Eran ya las 18:30 hs. y los primeros convocantes de la marcha comenzaban a ser leídos desde el palco entre pirotecnia y sonoros estruendos. Las columnas seguían ingresando a la Plaza desde Avenida de Mayo y las calles aledañas, vigiladas por cierta, aunque escasa, presencia policial tras las vallas que custodian la Rosada. De las adhesiones que siguieron se destacó entre aplausos la de Mirta Tejerina, hermana de Romina, quien además informó sobre una conferencia de prensa a realizarse en los próximos días sobre la situación de su hermana. Otra adhesión que convocó el cerrado aplauso de los presentes, fue la de Karina Germano López, la Galle, presa política en la cárcel de Ezeiza. La militante de H.I.J.O.S. expresó en una carta que: “Mi presencia aquí ante Ustedes me emociona como si yo misma estuviera ahí en nuestra Plaza, y mi humilde mensaje es que no bajen los brazos, que la histórica lucha de nuestros viejos sea no sólo reivindicada por todos, sino que se convierta en una práctica colectiva del día a día, para poder lograr esa sociedad más justa, por la cual nuestros 30.000 desaparecidos y muchos más dieron la vida.

Todavía sin haber obtenido justicia por esa generación faltante de nuestro pueblo, ni la restitución de su identidad de tantos hermanos apropiados, continuamos con una impunidad judicial de la que tantos somos víctimas, de la que miles de personas la sufren a diario, que se convierte en un laberinto sin salida para quienes seguimos siendo un número para fiscales y jueces que continúan siendo cómplices de los responsables de la Tiranía.”

En medio de cantos y sonidos de bombo que aún se oían más lejos del palco, la lectura del documento único comenzó, a cargo de Liliana Daunes.

En el mismo, se criticó, como se viene haciendo durante 33 años, la política económica y los delitos de lesa humanidad de la dictadura. Se recordó que el 95% de los genocidas están libres, denunciando que los responsables son los jueces y también el gobierno.

Aclararon además que, la impunidad permitió que esos genocidas libres secuestraran a Jorge Julio López, aún desaparecido.

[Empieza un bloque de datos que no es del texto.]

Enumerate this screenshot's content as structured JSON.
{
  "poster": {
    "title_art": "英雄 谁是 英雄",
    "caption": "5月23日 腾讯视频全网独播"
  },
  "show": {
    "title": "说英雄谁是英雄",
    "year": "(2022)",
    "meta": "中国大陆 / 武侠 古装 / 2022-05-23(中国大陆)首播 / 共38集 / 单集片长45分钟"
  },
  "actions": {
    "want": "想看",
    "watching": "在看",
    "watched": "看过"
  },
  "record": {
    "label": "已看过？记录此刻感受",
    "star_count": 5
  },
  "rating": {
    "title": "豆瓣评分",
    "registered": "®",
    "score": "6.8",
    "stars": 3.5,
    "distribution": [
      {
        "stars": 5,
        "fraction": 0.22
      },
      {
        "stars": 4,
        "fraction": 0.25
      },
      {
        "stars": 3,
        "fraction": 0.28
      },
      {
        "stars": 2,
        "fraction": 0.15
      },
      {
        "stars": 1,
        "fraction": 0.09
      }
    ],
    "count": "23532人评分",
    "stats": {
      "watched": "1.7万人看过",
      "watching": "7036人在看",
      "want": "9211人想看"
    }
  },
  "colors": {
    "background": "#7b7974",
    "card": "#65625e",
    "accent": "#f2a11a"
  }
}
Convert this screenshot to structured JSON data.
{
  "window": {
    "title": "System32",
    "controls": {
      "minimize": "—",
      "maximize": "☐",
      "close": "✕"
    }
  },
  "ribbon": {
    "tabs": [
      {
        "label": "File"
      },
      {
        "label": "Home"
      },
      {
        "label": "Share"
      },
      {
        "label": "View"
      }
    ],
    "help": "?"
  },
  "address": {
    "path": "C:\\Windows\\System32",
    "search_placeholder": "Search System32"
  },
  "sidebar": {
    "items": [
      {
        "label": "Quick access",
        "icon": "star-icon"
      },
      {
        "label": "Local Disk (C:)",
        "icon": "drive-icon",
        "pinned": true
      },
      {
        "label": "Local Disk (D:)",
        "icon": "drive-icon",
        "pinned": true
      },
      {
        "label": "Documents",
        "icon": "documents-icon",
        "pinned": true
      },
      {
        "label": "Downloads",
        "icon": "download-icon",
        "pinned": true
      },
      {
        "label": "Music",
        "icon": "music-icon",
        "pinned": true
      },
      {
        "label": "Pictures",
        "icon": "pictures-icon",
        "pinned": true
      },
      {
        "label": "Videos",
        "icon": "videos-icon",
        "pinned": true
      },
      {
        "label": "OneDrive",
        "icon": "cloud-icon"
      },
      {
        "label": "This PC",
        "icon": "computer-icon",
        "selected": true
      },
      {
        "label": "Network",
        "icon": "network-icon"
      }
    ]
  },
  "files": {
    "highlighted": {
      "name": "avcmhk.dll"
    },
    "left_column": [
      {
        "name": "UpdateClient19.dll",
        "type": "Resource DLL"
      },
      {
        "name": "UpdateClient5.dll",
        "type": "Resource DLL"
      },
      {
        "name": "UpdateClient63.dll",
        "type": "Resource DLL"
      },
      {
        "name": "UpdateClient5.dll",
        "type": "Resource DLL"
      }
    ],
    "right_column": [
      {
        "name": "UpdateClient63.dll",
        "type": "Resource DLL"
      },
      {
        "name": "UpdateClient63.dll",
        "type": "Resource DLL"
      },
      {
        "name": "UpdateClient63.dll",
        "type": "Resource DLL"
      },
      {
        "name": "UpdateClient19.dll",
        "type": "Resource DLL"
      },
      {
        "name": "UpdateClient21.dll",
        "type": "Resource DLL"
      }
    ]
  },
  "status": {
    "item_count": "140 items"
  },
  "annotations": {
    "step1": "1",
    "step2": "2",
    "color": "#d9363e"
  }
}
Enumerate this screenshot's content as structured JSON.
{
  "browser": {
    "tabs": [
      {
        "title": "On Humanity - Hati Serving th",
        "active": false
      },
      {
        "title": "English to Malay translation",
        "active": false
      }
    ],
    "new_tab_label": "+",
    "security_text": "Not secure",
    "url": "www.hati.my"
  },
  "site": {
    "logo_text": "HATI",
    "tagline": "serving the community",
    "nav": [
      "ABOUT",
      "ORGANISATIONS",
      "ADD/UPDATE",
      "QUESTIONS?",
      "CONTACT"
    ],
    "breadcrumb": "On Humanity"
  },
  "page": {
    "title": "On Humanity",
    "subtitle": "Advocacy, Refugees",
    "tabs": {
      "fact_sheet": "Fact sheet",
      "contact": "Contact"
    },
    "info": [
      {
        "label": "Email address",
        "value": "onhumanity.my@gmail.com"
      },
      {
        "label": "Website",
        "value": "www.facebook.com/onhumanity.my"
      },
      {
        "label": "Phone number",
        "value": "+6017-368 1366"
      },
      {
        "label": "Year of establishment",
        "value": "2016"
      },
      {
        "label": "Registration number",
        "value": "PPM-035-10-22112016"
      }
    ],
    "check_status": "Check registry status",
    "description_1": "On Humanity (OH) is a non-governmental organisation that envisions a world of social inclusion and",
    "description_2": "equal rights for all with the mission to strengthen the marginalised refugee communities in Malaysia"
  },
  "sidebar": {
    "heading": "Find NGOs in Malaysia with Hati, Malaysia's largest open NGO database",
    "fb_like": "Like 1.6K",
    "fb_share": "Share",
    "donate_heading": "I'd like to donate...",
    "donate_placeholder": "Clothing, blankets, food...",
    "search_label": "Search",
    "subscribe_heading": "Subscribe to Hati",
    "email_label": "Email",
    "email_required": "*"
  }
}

Como exigencias socio económicas se reclamó la expropiación bajo control obrero de toda empresa que cierre o despida, expropiación sin pago de la propiedad terrateniente nacional y extranjera y de los pooles de siembra y la aplicación de impuestos progresivos a las grandes fortunas.

Advirtiendo el carácter persecutorio y represivo de ciertas políticas gubernamentales, se exigió el cese de la judicialización de la protesta social, de las patotas contra los trabajadores, de los procesamientos a los luchadores populares, de las tareas de inteligencia sobre las organizaciones populares, etc.

Asimismo se demandó castigo a los responsables políticos y materiales de los asesinatos de Fuentealba y Duarte y la libertad de todos los presos políticos.

No quedó sin mencionar el tema de la inseguridad, recalcando que la campaña fascista mediática no menciona ni las causas profundas que la originan ni refiere a la integralidad del concepto , del mismo modo que omite su vinculación de las fuerzas represivas en muchos casos, el gatillo fácil, la trata de personas, y la ausencia de Julio López como problemáticas de inseguridad.

También se señaló la impunidad en la causa AMIA y en la de Cromagnón; y se unieron las luchas a las de América Latina y los pueblos oprimidos del mundo contra el imperialismo.

Finalmente, y rondando las ocho de la noche, el documentó cerró con el compromiso, "ante nuestros 30.000 detenidos-desaparecidos" de "seguir dando nuestro Presente en la lucha hasta conseguir que sus sueños se hagan realidad, una Argentina liberada de la opresión imperialista y de la explotación."